Looks like frozen yogurt! How can it be all bad. (photo courtesy of Elevation Burger.)

Poor Pink Slime. The frappéed beef scraps and connective tissues doused in ammonia used in food production has been called to the front of the class for being gross in a room full of politically correct food experts. What took you people so long to get all worked up about Pink Slime? Did you miss The Omnivore’s Dilemna? Fast Food Nation? Upton Sinclair’s The Jungle?

What’s next? Nasty Nitrates? According to the Food Chemical Codex,  sodium nitrite, used to cure meat and prolong the shelf life of food, contains residual heavy metals, arsenic, and lead. Will you think about that the next time you bite into a Yu Dog at the Ballpark?

What is my point? I think Pink Slime got a raw deal. Anyone who pays attention to what they eat already knows about this crap. But somebody came up with a catchy name to grab the headlines and—BOOM—Pink Slime is public enemy number one.

My inbox is full of messages from burger joints now touting they are “Pink-Slime-free.” (Good news for marketing folks.) Locally, Elevation Burger has declared its 28 restaurants as “Pink Slime Free Zones.” Goody for them. They were smart enough to start by serving 100% USDA-certified organic and 100% grass-fed beef. Just be prepared to put your money where the pink slime was. (Check out City of Ate’s breakdown on the economics of  a slime-free market.)

Carry on do-gooders. There are important battles to fight for healthy food. Just don’t get all high and mighty. Some of us still like to enjoy food in foreign countries that are lucky to have beef scraps to cook.

14 comments on “Pink Slime, I’m Going to Miss You

  1. Tom… wait… I am SO confused! Are you attacking Nancy? Or other journalists?

    I wish you would of read the article… and just not the headline. If more people did that they would be more educated.

  2. Uuh, gotta disagree with you Nancy. How can it possibly be a bad thing if more people are educated and informed about stuff like this?

    I see your point…if more people probably knew what was in a hot dog, for example, they would probably stop eating it. Heck, if most people ever visited a slaughterhouse they might be very tempted to stop eating meat altogether.

    But a lot of people put blind faith in the system–the government/FDA, the farmers, the meat packers, etc. So much faith, in fact, that they are ignorant of things like this happening all the time.

    Maybe the journey to get to a place where more people are informed starts with news stories like the “Pink slime.” It’s not, by itself, probably going to change much in the long run, but it might be a step or two in the right direction towards fixing this countries ass-backwards approach to food consumerism and production.

  3. Uuh, gotta disagree with you Nancy. How can it possibly be a bad thing if more people are educated and informed about stuff like this?

    Because people aren’t being educated and informed. They are being miseducated, misinformed and manipulated.

  4. I’m not saying it is bad to get educated. I am all for it. But calling out one without pointing out the other crap is what I have a problem with.
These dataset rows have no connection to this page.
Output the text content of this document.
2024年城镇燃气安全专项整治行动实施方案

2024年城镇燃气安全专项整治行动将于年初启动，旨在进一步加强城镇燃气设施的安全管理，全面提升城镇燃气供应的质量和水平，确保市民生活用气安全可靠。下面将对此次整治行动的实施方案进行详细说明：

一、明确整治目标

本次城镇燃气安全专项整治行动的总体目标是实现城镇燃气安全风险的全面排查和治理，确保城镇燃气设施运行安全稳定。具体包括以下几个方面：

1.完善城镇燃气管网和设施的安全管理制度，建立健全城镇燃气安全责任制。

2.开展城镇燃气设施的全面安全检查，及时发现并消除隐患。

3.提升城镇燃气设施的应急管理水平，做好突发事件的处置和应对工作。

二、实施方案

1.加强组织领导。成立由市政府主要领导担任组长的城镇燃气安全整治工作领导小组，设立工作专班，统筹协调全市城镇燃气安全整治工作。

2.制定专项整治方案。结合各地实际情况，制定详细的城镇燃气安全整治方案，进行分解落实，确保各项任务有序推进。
Somebody came up with a catchy name and that is what it took to get it out of the schools when people like Jamie Oliver have been ranting against it for years. I’m just tired of people who get all high and mighty about an issue that has been reported on for years. The picture was supplied by Elevation Burger and I’m sorry I assumed it was pink slime. I’ve googled and found the same picture identified as pink slime along with PS in other forms. If you want to argue over the picture, then fine. Phelps. I like the Big Lebowski more than you do!

  5. Because people aren’t being educated and informed. They are being miseducated, misinformed and manipulated. THIS.
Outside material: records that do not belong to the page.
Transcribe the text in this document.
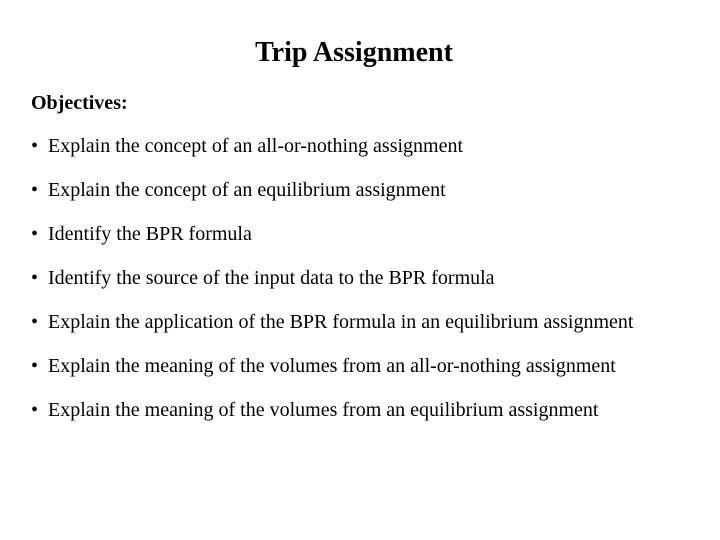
Trip Assignment
Objectives:
• Explain the concept of an all-or-nothing assignment
• Explain the concept of an equilibrium assignment
• Identify the BPR formula
• Identify the source of the input data to the BPR formula
• Explain the application of the BPR formula in an equilibrium assignment
• Explain the meaning of the volumes from an all-or-nothing assignment
• Explain the meaning of the volumes from an equilibrium assignment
  6. Well, “pink slime” seems to be going away. Does it really matter how it happens? Isn’t it a good thing, no matter what the reason behind it?
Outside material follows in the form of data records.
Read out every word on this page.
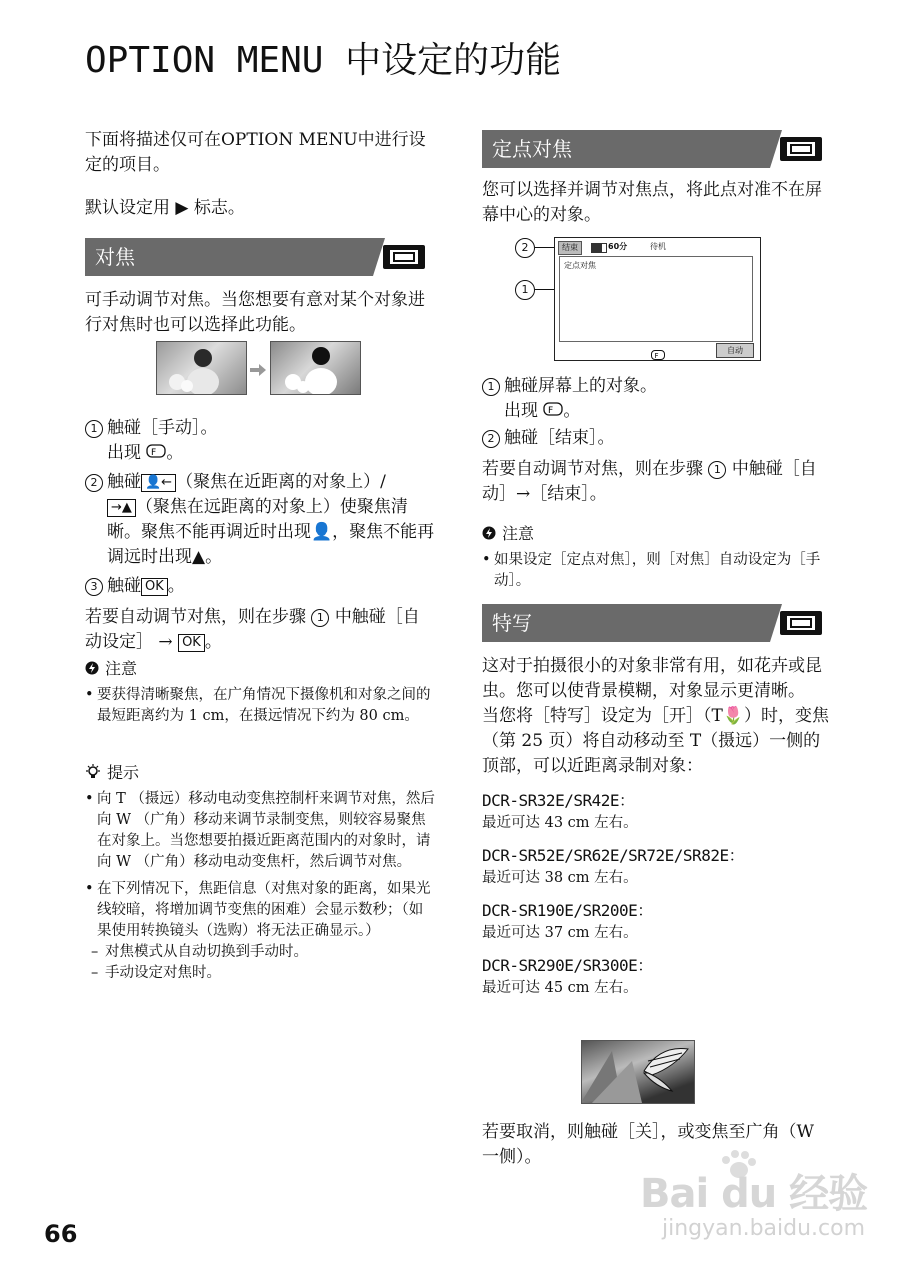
OPTION MENU 中设定的功能

下面将描述仅可在OPTION MENU中进行设定的项目。

默认设定用 ▶ 标志。

对焦

可手动调节对焦。当您想要有意对某个对象进行对焦时也可以选择此功能。

1 触碰［手动］。
出现 F 。
2 触碰 👤← （聚焦在近距离的对象上）/
→▲ （聚焦在远距离的对象上）使聚焦清晰。聚焦不能再调近时出现👤，聚焦不能再调远时出现▲。
3 触碰 OK 。

若要自动调节对焦，则在步骤 1 中触碰［自动设定］ → OK 。

注意

• 要获得清晰聚焦，在广角情况下摄像机和对象之间的最短距离约为 1 cm，在摄远情况下约为 80 cm。

提示

• 向 T （摄远）移动电动变焦控制杆来调节对焦，然后向 W （广角）移动来调节录制变焦，则较容易聚焦在对象上。当您想要拍摄近距离范围内的对象时，请向 W （广角）移动电动变焦杆，然后调节对焦。

• 在下列情况下，焦距信息（对焦对象的距离，如果光线较暗，将增加调节变焦的困难）会显示数秒；（如果使用转换镜头（选购）将无法正确显示。）

– 对焦模式从自动切换到手动时。

– 手动设定对焦时。

定点对焦

您可以选择并调节对焦点，将此点对准不在屏幕中心的对象。

2
1
结束	60分	待机
定点对焦
F
自动
1 触碰屏幕上的对象。
出现 F 。
2 触碰［结束］。

若要自动调节对焦，则在步骤 1 中触碰［自动］→［结束］。

注意

• 如果设定［定点对焦］，则［对焦］自动设定为［手动］。

特写

这对于拍摄很小的对象非常有用，如花卉或昆虫。您可以使背景模糊，对象显示更清晰。

当您将［特写］设定为［开］（T🌷）时，变焦（第 25 页）将自动移动至 T（摄远）一侧的顶部，可以近距离录制对象：

DCR-SR32E/SR42E：
最近可达 43 cm 左右。
DCR-SR52E/SR62E/SR72E/SR82E：
最近可达 38 cm 左右。
DCR-SR190E/SR200E：
最近可达 37 cm 左右。
DCR-SR290E/SR300E：
最近可达 45 cm 左右。

若要取消，则触碰［关］，或变焦至广角（W 一侧）。

66
Bai du 经验
jingyan.baidu.com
    I agree, it’s annoying when people seemingly jump on bandwagons…but, in this case, the bandwagon is a good one, so I think we should be happy about it.

    Not everyone in America has read Michael Pollan, or Fast Food Nation, unfortunately, so it seems to me that putting a big magnifying glass over this issue is, at the least, a good thing in itself, and at worst, a start of something bigger.

  7. “Boohoo, Pink Slime! It’s not fair.”

    How about we call it what it is, Flavorless Filler? I bet the public reaction would be about the same.

  8. To be fair, this is what I’ve heard often about the actual term “Pink Slime” – it was a term that originated from an internal email a USDA official wrote about a decade ago.

    So it’s not the zealous “do-gooders” that came up with the name – it was the meat industry’s own brilliant idea.